Review - The Horne Section at the Lyric Theatre

March 08, 2011


 

 

Michael Jackson Musical 'Thriller' and Alex Horne's Jazz comedy mash-up The Horne Section are odd bedfellows - or theatre fellows; surely there can't be much of a crossover between their audiences? And it's odd to think that the same theatre that plays host to an earnest tribute to the King of Pop, is also the place where slightly shabby, muttering, lo-fi comedian Alex Horne (with the help of his Horne Section) dryly plays a game of audience Battleships, occasionally launching into an utterly inspired song of the same name. It's emblematic of the entire show; inventive, bizarre and so funny you'll be laughing at it for days afterwards. Just the thought of Horne semi-dancing to the band's power-rock ode to "Big Canoes" and "Frigates", is enough to make anyone shake with poorly suppressed laughter.



http://www.youtube.com/watch?v=j3CBh0X7fQk



Not content with mixing comedy and music "for the first time", The Horne Section crashes a third vehicle into this genre pile-up and introduces old fashioned variety into the mix. A capella groups, poetry, a few classic party tricks and even a medley give the show the feel of a modern day music hall.

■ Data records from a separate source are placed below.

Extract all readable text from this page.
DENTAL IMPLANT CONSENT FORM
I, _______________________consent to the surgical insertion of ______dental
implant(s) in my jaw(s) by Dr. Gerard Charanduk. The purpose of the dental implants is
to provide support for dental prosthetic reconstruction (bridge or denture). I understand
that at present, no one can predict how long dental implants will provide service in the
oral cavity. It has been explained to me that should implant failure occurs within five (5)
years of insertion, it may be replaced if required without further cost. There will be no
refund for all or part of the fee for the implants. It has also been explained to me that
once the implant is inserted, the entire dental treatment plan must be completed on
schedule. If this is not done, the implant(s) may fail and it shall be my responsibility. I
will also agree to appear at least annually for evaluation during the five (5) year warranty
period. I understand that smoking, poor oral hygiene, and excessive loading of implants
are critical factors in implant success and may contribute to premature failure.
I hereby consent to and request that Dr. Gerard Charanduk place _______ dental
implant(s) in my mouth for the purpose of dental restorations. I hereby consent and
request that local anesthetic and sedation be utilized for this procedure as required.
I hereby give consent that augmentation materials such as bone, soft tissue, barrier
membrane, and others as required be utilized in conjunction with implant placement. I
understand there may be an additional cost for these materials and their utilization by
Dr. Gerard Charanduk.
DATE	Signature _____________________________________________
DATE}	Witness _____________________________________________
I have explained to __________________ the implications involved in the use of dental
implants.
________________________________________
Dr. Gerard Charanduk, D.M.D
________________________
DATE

The various acts incorporate the eponymous Horne section to create what we're promised are completely unique performances; but even if that's a bit of an exaggeration, there's still an atmosphere of spontaneity as poet Paul Hamilton (or"The Actor Kevin Eldon") demands the band "think Robbie Coltrane!" when accompanying his poetry.



http://www.youtube.com/watch?v=Mc5h1Xyc1cg



Sternberg Clarke acts even got a look in; a capella group The Magnets delighted the audience with an all vocal  A-Z quiz of movie theme tunes and Gentleman Juggler Matt Ricardo (See Video Above) put a gentlemanly spin on the old "tablecloth trick". David O'Doherty rounded out the line up with his battery operated keyboard and endearingly unhinged songs, the content of which would be a shame to spoil.


But it's Horne and his Section that really bring the whole evening together; the real appeal of the whole endeavour is the mixture of Alex Horne's self professed ignorance of music and his band's genuine talent - Horne acts as a bewildered audience surrogate, gleefully prodding and poking the musicians around him to see what they can and can't do in a way that a regular Musician/Comedian like Bill Bailey or Tim Minchin couldn't really get away with.



The Horne Section are also able to put together a corporate/team building performance, working in games of battleships and various other musical tasks to act as the ultimate icebreaker (You may have missed what I did there, Icebreaker? Icebreaker.) As a teambuilding activity, it's a far cry from the usual catching people when they fall backwards or building a bridge out of paper.